Le tocilizumab, chez des patients COVID-19 sévère, pourrait freiner la "tempête cytokinique" à l'origine de détresses respiratoires aigües.

Le tocilizumab bloquerat l'interleukine-6 et empêcherait ainsi l'orage cytokinique. Le service de médecine interne de l'Hôpital Foch, dirigé par le Docteur Félix Ackermann, a réalisé une étude préliminaire auprès de 30 patients de moins de 80 ans atteints de COVID-19, nécessitant une oxygénothérapie et se détériorant rapidement. Ces patients ont été traités entre mi-mars et début avril 2020. Les médecins ont administré par voie intraveineuse du tocilizumab. Les patients traités ont été comparés à un groupe de patients dits "contrôles" correspondant à des patients de même sévérité n'ayant pas reçu ce traitement.
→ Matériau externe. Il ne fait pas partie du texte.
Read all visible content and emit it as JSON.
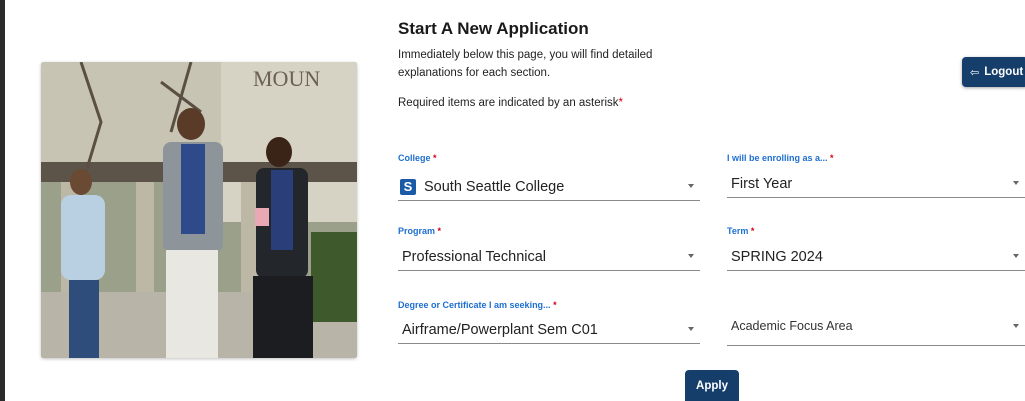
{
  "header": {
    "title": "Start A New Application",
    "intro": "Immediately below this page, you will find detailed explanations for each section.",
    "required_note": "Required items are indicated by an asterisk",
    "asterisk": "*"
  },
  "logout": {
    "label": "Logout",
    "icon": "logout-icon"
  },
  "photo": {
    "sign_text": "MOUN"
  },
  "form": {
    "college": {
      "label": "College",
      "value": "South Seattle College",
      "logo_letter": "S"
    },
    "enrolling_as": {
      "label": "I will be enrolling as a...",
      "value": "First Year"
    },
    "program": {
      "label": "Program",
      "value": "Professional Technical"
    },
    "term": {
      "label": "Term",
      "value": "SPRING 2024"
    },
    "degree": {
      "label": "Degree or Certificate I am seeking...",
      "value": "Airframe/Powerplant Sem C01"
    },
    "focus_area": {
      "label": "",
      "placeholder": "Academic Focus Area"
    }
  },
  "apply_label": "Apply",
  "colors": {
    "primary": "#153e6b",
    "label_blue": "#1e6fd0",
    "required_red": "#d0021b"
  }
}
Résultat : l'utilisation du tocilizumab a permis d'observer chez les malades traités une nette réduction du recours à la ventilation mécanique, en comparaison aux 29 patients "contrôles". "De plus, les patients traités ont été beaucoup moins fréquemment transférés en réanimation" indiquent les équipes du service de médecine interne de l'Hôpital Foch qui ont constaté "une très bonne tolérance à ce traitement, et très peu d'effets secondaires". Un autre essai randomisé français relayé par l'AP-HP et mené sur 129 patients (65 pour traitement habituel + tocilizumab et 64 pour le traitement habituel) a aussi montré que le besoin de ventilation était moindre chez les patients dans le bras tocilizumab.

Quels effets secondaires ?

Ce médicament est sous la surveillance renforcée des autorités sanitaires à cause de ses effets indésirables parfois graves. Parmi ses effets "bénins", il peut entraîner des maux de tête, une hypertension, des rhinopharyngites. Le tocilizumab est aussi connu pour causer une élévation transitoire ou intermittente, légère à modérée, des transaminases hépatiques, à une fréquence accrue lorsqu'il est utilisé en association avec des médicaments potentiellement hépatotoxiques (par exemple le méthotrexate), rappelait l'Agence nationale du médicament (ANSM) en juillet 2019. Des cas graves de lésions hépatiques d'origine médicamenteuse ont été observés chez des patients prenant du tocilizumab. D'après les données des essais cliniques, l'ANSM estime que ces lésions "sont considérées comme rares et la balance bénéfice/risque du tocilizumab dans les indications approuvées demeure favorable". Ce médicament est contre-indiqué en cas d'hypersensibilité au tocilizumab.

Quel est le prix du  tocilizumab ?

Le tocilizumab existe sous deux formes dans les pharmacies françaises (disponible uniquement sur ordonnance) : 

  • ROACTEMRA 162 mg, solution injectable en seringue préremplie : 823,15 euros. Taux de remboursement : 65%.
  • ROACTEMRA 162 mg, solution injectable en stylo prérempli : 823,15 euros. Taux de remboursement : 65%

Il existe ROACTEMRA 20 mg/ml en solution à diluer pour perfusion, uniquement pour les établissements de santé.